O apartamento no Montebello era um lugar de passagem. Seus parceiros locais, entre as quais uma empresa nigeriana de “Export/Import”, lhe haviam prometido guarida, em lugar de menor visibilidade. A empresa, cujo nome ocultámos, é apontada por fonte policial como a responsável pelo escoamento de todo o narcotráfico de Fuminho partindo de Maputo para os países vizinhos.

 

Parte da droga que Fuminho recebia do Brasil era transportada por correios humanos, alguns dos quais eram detidos no Aeroporto de Mavalane, em Maputo, e outros serviam de disfarce para permitir a entrada de quantidades maiores. Alguns desses detidos, maioritariamente mulheres, encontram-se presos em Moçambique, mas, na reclusão, gozam de privilégio que só podem ser obtidos por via de subornos. Fuminho é justamente apontado com tendo arregimentando uma rede de funcionários prisionais em sua sinistra folha salarial.

 

Ontem, depois que “Carta” publicou a notícia em primeira mão, ela foi logo confirmada pelo Ministério da Justiça brasileiro. E a “mídia” brasileira, grosso modo, noticiava erradamente que a detenção tinha sido feita pela Policia Federal brasileira, quando foram agentes do SERNIC que tomaram as rédeas da operação (NE: nenhuma autoridade estrangeira tem o poder de dar ordens de detenção em Moçambique).

 

Sérgio Moro, o ministro da Justiça, faria uma comunicação mais prudente. Ele disse que a detenção decorreu de uma operação conjunta entre a Polícia Moçambicana, o DEA (Drug Enforcement Agency, dos EUA) e da Polícia Federal Brasileira.
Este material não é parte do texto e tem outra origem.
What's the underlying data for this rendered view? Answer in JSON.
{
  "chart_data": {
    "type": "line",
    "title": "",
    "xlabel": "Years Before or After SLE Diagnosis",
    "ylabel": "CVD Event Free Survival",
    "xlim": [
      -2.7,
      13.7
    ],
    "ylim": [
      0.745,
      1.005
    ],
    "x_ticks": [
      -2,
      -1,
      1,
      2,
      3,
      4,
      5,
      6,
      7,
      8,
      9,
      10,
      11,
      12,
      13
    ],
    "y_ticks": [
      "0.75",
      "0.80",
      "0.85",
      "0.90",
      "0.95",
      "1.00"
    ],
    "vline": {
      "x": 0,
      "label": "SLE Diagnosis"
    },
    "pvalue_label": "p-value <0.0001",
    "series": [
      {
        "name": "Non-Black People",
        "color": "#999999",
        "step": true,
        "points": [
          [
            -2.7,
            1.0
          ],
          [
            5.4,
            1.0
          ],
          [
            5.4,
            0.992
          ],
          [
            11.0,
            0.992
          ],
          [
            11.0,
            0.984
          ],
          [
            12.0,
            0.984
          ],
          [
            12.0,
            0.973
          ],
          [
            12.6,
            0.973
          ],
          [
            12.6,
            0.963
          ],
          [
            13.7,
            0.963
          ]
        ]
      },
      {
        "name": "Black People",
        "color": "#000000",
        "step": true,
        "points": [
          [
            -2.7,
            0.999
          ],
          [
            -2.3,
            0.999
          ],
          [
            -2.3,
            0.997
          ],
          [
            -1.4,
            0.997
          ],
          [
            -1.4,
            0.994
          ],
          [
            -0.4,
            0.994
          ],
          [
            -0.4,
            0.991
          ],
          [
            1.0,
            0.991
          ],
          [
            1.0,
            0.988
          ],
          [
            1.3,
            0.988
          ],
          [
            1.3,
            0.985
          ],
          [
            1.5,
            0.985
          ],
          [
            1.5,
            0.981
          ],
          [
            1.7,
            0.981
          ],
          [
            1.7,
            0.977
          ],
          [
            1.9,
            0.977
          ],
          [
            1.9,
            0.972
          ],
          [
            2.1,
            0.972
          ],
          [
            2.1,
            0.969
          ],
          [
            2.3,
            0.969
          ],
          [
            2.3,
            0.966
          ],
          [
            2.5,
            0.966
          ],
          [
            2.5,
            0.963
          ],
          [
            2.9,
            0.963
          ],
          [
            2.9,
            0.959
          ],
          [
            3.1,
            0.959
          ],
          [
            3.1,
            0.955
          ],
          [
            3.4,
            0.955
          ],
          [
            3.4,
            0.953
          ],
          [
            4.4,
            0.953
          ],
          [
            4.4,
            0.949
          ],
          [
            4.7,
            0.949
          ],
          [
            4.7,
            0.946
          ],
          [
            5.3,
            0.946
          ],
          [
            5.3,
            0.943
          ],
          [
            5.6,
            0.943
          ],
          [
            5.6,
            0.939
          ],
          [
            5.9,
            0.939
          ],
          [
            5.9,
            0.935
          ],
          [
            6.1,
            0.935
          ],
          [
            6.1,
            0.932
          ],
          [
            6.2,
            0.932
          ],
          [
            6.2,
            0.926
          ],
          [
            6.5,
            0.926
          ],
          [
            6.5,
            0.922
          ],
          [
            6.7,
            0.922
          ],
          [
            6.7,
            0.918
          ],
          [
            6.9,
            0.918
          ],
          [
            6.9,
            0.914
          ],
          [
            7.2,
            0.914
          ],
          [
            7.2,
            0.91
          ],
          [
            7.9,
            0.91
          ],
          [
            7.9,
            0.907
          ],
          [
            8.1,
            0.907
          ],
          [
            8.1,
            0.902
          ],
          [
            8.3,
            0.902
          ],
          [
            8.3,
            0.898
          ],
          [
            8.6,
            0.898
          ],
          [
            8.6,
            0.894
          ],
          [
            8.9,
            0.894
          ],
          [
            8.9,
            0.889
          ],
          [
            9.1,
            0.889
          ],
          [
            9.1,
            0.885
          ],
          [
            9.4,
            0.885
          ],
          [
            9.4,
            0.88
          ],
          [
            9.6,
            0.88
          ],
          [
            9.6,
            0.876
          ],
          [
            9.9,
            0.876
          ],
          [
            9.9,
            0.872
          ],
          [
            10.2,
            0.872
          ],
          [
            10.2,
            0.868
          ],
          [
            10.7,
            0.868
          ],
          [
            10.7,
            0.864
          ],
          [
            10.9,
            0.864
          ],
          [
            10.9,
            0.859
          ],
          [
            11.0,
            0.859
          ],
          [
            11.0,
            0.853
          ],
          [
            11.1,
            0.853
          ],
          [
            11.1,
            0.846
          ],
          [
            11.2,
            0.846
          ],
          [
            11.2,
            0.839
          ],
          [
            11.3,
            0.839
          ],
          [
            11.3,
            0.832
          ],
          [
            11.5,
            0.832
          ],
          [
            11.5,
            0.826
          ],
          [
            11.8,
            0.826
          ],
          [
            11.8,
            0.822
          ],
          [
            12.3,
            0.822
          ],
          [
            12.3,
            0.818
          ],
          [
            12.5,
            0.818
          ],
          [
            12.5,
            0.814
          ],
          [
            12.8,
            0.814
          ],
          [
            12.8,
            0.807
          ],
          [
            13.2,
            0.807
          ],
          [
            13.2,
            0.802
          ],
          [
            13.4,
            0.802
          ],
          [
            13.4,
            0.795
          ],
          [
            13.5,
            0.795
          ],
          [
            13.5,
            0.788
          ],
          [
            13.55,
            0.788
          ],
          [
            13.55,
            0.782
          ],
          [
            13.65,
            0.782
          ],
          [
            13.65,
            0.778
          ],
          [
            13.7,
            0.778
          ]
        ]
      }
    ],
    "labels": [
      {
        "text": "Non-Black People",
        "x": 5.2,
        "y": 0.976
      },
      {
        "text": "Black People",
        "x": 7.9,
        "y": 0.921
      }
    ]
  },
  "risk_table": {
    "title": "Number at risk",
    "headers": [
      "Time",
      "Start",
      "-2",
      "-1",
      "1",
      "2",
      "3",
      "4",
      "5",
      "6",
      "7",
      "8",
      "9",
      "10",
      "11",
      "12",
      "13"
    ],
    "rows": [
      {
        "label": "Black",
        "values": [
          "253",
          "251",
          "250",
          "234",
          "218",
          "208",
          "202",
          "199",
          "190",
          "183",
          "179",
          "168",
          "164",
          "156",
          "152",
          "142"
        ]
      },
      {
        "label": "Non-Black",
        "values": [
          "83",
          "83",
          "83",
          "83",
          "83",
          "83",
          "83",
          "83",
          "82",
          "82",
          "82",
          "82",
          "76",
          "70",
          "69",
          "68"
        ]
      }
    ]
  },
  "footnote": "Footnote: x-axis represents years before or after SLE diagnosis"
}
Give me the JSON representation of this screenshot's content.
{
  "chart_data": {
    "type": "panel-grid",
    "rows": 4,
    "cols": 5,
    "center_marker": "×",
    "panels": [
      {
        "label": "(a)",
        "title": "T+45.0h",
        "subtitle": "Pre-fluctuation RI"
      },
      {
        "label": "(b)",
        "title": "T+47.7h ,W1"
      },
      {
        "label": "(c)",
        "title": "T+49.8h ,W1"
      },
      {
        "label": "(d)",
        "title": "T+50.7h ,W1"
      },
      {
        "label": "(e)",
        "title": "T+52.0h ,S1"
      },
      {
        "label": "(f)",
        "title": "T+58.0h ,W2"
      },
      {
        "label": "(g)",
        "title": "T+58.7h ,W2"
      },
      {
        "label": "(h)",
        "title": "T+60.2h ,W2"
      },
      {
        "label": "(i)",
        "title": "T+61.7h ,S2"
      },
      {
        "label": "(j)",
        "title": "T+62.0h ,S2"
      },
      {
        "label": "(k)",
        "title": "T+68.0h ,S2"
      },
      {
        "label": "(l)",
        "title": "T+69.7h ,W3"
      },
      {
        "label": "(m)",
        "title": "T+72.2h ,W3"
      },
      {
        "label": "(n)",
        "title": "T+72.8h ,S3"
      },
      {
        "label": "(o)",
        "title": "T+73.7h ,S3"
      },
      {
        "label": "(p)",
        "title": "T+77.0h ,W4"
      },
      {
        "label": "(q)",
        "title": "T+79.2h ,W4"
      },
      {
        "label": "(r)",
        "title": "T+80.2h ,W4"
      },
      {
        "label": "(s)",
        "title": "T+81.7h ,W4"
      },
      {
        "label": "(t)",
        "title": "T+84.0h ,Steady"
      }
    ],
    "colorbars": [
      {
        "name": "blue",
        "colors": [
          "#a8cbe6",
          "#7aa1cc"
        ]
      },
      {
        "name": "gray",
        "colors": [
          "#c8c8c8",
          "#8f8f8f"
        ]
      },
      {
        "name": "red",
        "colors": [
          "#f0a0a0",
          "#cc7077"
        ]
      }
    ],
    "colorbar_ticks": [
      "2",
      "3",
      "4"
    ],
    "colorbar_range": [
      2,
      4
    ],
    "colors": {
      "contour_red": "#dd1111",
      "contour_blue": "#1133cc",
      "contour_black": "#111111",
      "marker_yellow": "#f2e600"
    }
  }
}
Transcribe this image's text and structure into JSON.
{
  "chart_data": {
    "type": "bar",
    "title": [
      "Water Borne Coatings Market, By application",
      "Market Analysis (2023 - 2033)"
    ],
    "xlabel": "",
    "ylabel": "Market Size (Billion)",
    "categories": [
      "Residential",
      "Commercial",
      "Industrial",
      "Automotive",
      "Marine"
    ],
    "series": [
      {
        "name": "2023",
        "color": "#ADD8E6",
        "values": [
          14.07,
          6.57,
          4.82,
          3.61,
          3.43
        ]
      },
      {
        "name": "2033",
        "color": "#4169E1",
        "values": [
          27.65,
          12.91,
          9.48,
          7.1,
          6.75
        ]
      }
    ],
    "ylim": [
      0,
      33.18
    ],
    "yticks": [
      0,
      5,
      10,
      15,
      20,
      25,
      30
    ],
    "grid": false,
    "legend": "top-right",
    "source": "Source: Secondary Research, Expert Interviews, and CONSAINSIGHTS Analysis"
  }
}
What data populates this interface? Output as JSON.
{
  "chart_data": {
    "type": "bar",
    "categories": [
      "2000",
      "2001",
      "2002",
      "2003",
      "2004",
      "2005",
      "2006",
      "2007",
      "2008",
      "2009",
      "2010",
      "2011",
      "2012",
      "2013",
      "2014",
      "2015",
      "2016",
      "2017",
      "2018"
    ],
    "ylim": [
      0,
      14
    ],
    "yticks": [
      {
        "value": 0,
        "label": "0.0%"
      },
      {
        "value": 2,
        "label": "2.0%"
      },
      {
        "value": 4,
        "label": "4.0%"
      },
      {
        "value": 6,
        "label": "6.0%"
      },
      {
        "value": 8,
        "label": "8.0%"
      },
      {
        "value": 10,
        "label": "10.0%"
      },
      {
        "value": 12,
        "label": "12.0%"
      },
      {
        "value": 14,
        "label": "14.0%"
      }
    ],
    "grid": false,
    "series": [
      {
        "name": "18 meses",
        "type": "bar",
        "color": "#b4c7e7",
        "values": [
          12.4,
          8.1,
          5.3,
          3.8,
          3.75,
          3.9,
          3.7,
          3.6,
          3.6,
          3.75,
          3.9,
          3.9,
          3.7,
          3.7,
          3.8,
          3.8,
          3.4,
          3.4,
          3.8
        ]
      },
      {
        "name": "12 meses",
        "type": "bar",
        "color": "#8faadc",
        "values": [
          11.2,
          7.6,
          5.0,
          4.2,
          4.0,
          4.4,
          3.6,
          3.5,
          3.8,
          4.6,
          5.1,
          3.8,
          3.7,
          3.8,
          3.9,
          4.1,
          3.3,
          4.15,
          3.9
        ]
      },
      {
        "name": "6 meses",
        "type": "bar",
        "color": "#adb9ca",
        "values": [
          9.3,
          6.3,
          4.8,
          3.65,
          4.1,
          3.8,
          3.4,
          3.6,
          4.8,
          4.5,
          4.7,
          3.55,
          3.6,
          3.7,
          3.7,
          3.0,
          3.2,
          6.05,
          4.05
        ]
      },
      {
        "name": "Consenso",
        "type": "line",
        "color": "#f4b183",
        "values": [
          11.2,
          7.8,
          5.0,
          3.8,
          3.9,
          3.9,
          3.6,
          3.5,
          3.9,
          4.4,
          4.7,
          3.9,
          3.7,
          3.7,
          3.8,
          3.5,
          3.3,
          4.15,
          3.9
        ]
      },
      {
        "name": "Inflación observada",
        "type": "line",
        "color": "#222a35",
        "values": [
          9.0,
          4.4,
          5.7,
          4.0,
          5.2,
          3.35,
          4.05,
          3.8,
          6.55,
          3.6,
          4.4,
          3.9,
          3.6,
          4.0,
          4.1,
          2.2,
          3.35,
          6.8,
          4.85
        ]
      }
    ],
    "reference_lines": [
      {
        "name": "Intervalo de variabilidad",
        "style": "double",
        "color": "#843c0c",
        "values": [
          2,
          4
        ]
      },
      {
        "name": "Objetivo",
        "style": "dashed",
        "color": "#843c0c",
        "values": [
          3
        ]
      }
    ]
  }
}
As autoridades moçambicanas ainda não se pronunciaram. Uma comunicação poderá ser dada hoje, clarificando-se muitas das pontas soltas sobre as circunstâncias da chegada ao país e da actuação de Fuminho em Moçambique. Sérgio Moro espera que Fuminho seja extraditado para o Brasil, o mais rapidamente possível. (O.O. e M.M.)